Creative Contact

When David proposed the idea of doing a podcast I really didn’t think it would pan out. We’re both busy guys. He travels all the time. I’ve been slowly developing an indie-writing career in addition to my main job.

But the seed was planted and things eventually took root.

I listen to a lot of podcasts. In the beginning, to learn from other indie writers about the self-publishing industry, now more for pleasure. So, I was familiar with the medium. When I asked David what would be our subject matter he immediately answered: horror and science fiction… subjects we have been more than comfortable with for a very long time.

Made sense.

It made even more sense to me because one of the genres I write is horror. I thought, if anything, it would be a good platform to eventually cross-promote my books with.

OK. Let’s do it.

If you’ve read this far, you’re likely familiar with the rest of the story… the genesis… bantering about our respective genres… critiquing sci-fi and horror weekly… genre-related news… the origin and concept of keys, etc.

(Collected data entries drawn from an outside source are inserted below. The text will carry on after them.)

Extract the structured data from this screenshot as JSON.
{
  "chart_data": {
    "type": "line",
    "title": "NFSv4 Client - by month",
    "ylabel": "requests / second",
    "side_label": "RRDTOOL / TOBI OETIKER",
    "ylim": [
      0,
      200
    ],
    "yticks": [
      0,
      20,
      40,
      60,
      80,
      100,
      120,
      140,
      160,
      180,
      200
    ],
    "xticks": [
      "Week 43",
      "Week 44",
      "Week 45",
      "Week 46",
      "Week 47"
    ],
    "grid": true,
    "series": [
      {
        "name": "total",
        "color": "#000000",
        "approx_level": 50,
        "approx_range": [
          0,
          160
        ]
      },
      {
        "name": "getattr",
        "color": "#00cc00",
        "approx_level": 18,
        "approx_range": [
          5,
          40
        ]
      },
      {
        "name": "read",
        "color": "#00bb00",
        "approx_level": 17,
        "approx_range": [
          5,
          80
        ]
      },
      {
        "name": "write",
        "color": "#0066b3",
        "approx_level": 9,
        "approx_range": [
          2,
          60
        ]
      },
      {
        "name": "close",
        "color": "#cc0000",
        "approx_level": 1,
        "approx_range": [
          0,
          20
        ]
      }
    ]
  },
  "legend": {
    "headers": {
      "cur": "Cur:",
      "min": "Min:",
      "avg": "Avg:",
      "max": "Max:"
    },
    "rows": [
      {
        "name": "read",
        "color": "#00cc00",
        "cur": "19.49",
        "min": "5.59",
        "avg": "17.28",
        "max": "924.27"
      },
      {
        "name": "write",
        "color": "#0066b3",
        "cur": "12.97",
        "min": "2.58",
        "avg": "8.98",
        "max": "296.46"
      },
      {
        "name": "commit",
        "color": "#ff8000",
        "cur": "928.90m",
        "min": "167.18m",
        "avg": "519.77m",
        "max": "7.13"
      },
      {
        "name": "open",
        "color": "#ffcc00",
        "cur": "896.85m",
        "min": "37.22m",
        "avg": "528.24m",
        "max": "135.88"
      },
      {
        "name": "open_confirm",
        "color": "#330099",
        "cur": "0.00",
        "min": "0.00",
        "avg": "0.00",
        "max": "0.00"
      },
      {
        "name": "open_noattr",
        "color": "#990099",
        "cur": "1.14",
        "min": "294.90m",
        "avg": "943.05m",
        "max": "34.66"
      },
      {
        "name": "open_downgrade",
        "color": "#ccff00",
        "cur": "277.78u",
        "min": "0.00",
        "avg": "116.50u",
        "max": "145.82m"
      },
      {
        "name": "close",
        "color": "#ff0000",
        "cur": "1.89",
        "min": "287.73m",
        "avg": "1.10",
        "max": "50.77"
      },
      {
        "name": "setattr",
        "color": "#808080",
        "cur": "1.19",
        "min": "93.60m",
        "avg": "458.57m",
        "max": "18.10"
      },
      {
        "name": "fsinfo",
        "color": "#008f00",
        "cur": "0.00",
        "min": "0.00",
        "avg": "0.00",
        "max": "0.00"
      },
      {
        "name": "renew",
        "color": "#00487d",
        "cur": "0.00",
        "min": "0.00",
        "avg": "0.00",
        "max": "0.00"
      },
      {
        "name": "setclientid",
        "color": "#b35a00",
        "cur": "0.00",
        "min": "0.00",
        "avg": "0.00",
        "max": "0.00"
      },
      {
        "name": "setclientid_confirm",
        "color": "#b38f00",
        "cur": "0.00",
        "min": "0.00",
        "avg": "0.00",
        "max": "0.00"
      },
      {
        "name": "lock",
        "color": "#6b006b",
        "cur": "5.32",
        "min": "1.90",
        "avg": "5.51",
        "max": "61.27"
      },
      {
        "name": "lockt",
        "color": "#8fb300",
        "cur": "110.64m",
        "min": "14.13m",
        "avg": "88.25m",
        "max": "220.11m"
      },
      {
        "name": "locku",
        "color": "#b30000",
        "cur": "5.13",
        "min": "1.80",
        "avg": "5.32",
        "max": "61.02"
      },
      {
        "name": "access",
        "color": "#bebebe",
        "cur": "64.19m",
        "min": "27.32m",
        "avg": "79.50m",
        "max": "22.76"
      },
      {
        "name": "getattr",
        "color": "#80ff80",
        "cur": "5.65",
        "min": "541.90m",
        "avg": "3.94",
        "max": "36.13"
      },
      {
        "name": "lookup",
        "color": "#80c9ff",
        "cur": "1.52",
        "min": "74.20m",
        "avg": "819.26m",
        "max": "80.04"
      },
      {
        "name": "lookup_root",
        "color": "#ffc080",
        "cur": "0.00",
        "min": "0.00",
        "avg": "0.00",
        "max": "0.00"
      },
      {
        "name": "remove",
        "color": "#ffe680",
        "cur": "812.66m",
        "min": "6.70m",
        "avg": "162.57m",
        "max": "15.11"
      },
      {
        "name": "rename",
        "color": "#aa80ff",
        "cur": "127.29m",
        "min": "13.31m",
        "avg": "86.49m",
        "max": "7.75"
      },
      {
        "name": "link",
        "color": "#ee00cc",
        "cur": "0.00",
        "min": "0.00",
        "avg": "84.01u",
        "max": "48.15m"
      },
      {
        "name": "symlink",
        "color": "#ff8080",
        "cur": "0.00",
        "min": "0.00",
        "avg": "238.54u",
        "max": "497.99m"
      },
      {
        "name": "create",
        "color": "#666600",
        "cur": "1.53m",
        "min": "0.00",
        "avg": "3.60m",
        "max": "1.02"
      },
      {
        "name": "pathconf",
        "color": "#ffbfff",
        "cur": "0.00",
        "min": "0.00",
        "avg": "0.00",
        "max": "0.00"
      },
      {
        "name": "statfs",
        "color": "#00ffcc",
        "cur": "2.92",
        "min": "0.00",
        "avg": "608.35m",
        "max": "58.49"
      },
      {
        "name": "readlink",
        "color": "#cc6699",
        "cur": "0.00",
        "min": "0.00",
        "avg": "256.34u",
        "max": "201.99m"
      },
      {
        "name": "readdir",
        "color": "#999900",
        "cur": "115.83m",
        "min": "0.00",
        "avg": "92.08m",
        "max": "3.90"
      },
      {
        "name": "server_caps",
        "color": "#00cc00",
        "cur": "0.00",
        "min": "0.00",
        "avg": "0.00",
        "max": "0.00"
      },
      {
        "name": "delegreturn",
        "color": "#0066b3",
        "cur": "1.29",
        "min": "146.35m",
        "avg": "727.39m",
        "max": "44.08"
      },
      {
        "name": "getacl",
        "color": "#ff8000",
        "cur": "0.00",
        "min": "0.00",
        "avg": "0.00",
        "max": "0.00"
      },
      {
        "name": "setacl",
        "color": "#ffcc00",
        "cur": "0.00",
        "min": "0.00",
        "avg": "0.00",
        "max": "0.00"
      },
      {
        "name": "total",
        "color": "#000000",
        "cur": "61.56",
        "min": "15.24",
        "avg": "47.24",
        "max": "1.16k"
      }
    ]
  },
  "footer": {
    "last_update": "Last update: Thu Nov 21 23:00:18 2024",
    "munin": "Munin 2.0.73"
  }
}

What you don’t know is how grateful I am to have reconnected with him.

I’m originally from Atlanta and live here currently. I only lived in Morristown, Tennessee for 14 years (1975-1989). David and I met in 1978 but didn’t really become close friends until 1982. So when you break everything down… we were only around each other for about 8 years. But during those 8 years, we bonded profoundly (at least as I see it in retrospect), the last 2 of which I lived in the guest bedroom of his house (formerly his grandmother’s home).

There were other people in our group of friends… mostly theatre geeks, genre nerds, and like-minded individuals. As far as the nucleus, I would include David, me, Bill Pitts, Steve Rohe, Wynn Thompson,  Lee Russell, and David Farmer. But the dynamics would change from time to time… different Theatre Guild productions (David was the Artistic Director), different casts/people came into play and, eventually, some people (myself included) relocated.

But while I was there, especially cohabiting, we were close, always working on projects together… plays, short films, writing plays and short films, writing for local TV, Guild fund-raisers, watching films, discussing genres and directors, collaboratively creating, steeped in an artistic-minded culture.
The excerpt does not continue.